Mr Sumner was the principal of the public primary school that Drew attended in the mid-1980s. By the time Drew was in Year 6, Sumner already had a reputation amongst the kids for being ‘touchy-feely’.
‘It was kind of public displays of affection’, Drew said, ‘but I guess it was that kind of thing that whenever he thought he could get away with more, he’d get away with more’.
Mr Sumner contrived reasons to get Drew alone with him in his office. Once there, he would grab Drew’s crotch. Drew didn’t understand what was going on but he always felt uncomfortable and would squirm and pull away.
Then one time, when Drew was in a room full of children, Mr Sumner waited until the others were distracted and grabbed Drew’s crotch.

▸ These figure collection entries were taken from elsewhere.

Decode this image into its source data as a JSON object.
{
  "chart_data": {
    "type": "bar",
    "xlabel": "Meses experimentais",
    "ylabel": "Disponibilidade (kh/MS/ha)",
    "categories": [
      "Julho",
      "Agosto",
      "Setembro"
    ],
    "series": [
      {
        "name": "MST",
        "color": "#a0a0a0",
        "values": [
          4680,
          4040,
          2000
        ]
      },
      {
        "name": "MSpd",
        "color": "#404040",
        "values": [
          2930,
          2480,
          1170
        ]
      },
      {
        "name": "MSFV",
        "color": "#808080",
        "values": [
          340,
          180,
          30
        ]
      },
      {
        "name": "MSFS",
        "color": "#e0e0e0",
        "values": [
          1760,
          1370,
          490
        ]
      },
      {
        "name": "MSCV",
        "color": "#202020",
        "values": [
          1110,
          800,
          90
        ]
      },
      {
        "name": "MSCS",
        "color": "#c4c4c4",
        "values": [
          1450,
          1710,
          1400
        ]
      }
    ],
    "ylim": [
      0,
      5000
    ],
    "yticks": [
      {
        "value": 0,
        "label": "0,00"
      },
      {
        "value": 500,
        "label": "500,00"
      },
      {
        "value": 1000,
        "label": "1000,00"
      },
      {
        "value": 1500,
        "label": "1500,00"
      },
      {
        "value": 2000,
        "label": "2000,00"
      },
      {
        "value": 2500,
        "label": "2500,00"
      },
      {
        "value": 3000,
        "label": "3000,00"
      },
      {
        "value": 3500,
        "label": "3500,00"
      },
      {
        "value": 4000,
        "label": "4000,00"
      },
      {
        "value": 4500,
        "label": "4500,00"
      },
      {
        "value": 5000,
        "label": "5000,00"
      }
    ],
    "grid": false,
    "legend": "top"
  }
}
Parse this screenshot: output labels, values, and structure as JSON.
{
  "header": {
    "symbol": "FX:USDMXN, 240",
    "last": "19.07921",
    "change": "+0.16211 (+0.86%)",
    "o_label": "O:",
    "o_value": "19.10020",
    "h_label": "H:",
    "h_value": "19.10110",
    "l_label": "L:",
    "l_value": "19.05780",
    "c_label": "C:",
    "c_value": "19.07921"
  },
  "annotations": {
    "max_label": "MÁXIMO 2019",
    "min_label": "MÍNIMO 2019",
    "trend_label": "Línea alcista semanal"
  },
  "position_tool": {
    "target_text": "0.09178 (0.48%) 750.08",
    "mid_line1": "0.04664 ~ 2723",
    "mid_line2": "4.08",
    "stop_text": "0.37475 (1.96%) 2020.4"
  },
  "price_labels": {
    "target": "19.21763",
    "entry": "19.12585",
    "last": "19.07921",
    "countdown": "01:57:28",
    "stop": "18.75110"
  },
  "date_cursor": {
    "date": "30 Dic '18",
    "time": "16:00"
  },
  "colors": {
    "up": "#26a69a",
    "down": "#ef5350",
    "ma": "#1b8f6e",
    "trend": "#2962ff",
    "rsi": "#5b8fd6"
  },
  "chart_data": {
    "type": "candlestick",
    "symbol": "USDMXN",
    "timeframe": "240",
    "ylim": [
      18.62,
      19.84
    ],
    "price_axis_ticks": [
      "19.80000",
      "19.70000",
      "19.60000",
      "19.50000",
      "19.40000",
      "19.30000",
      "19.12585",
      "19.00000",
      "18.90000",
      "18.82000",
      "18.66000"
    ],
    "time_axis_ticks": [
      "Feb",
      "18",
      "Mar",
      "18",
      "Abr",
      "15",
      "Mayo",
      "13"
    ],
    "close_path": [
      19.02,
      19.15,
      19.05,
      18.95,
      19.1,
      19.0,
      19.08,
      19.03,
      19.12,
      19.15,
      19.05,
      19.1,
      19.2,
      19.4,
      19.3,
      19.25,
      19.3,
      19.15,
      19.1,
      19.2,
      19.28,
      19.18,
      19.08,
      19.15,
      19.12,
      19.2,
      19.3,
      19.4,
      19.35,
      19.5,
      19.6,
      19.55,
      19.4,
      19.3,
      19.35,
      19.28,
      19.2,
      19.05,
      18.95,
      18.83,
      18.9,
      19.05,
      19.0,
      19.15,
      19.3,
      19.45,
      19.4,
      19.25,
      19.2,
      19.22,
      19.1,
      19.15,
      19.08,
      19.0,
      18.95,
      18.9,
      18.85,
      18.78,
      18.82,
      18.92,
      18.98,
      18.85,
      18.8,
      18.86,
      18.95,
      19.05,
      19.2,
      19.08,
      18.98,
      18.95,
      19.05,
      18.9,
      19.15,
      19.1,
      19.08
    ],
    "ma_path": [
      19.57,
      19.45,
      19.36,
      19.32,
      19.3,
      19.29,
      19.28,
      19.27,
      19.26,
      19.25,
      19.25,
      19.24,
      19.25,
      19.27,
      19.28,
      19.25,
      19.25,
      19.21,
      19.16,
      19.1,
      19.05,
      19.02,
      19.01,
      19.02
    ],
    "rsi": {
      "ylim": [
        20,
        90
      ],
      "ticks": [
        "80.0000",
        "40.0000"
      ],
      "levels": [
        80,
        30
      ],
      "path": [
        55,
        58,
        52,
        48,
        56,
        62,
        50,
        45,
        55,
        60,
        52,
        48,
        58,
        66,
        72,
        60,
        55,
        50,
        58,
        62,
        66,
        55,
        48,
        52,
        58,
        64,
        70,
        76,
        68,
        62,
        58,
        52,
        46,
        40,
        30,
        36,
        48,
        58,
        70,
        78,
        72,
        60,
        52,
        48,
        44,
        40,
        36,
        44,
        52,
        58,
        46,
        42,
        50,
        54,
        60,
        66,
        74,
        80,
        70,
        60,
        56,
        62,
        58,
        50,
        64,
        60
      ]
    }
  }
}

This time Drew did not pull away. He was terrified that if he moved it would cause a scene, and then the other kids would know what Sumner was doing to him.
The next time Mr Sumner got hold of Drew alone in the office he mentioned the incident, observing that Drew hadn’t pulled away that time and suggesting that maybe he enjoyed it.
The abuse continued, with Mr Sumner coercing Drew to take off his clothes. Sumner would then sit Drew on his lap and fondle his penis. During these sessions he often said things to Drew that were confusing and contradictory. On the one hand, he maintained that his behaviour was normal, once even taking a book from his shelf and showing Drew a passage about how boys and girls should be encouraged to touch each other and experiment with sex. On the other hand, he repeatedly told Drew to keep the abuse a secret.
Drew was 11 years old and didn’t know what to think. It was only after he left the primary school and moved on to high school, out of Sumner’s reach, that he managed to step back and think clearly. One day he returned to the primary school to pick up his little sister.
‘She wasn’t finished her class yet. He was there and he’d say, “Come into my office” and it was that kind of thing again. But by that stage I had sort of broken away from it so I’d had enough of the experience to think, “This is definitely not right”. So I was able to step away from that.’
From then on, Drew refused to go back to the primary school and he escaped Mr Sumner for good.
Drew kept the abuse to himself until he was about 20 years old. Then over the course of about 18 months he told some friends and his sister, and she went on to tell his mum. They were all very supportive.
Drew’s sister went on to make a complaint to police on his behalf. Police told her that the case wasn’t worth pursuing. It would come down to Sumner’s word against Drew’s, and because Sumner was such an upstanding member of the community, he’d probably win.
This wasn’t a big disappointment for Drew. He wasn’t interested in going to police anyway.
‘I’m not really interested in publicly going over what happened to me. I’m more interested in finding out why it happened and how do we make sure it doesn’t happen again. I think that’s the most constructive thing that I can do.’
Drew believes that in his younger years the impact of the abuse ate away at his confidence and made it hard for him to trust people. But it didn’t cripple him. In time he pushed beyond his troubles to build a strong career and a small circle of close relationships.
Drew was happy for the Royal Commission to share his story, but he does not want to be pigeonholed as a victim of child sexual abuse.
In a small town, he said, ‘you become defined by that. It’s like, “Oh, Drew, he’s the one that that happened to”, rather than, “Drew, he’s gone off to do this”. I’d rather be known for what I do now, not for what happened to me when I was 11.’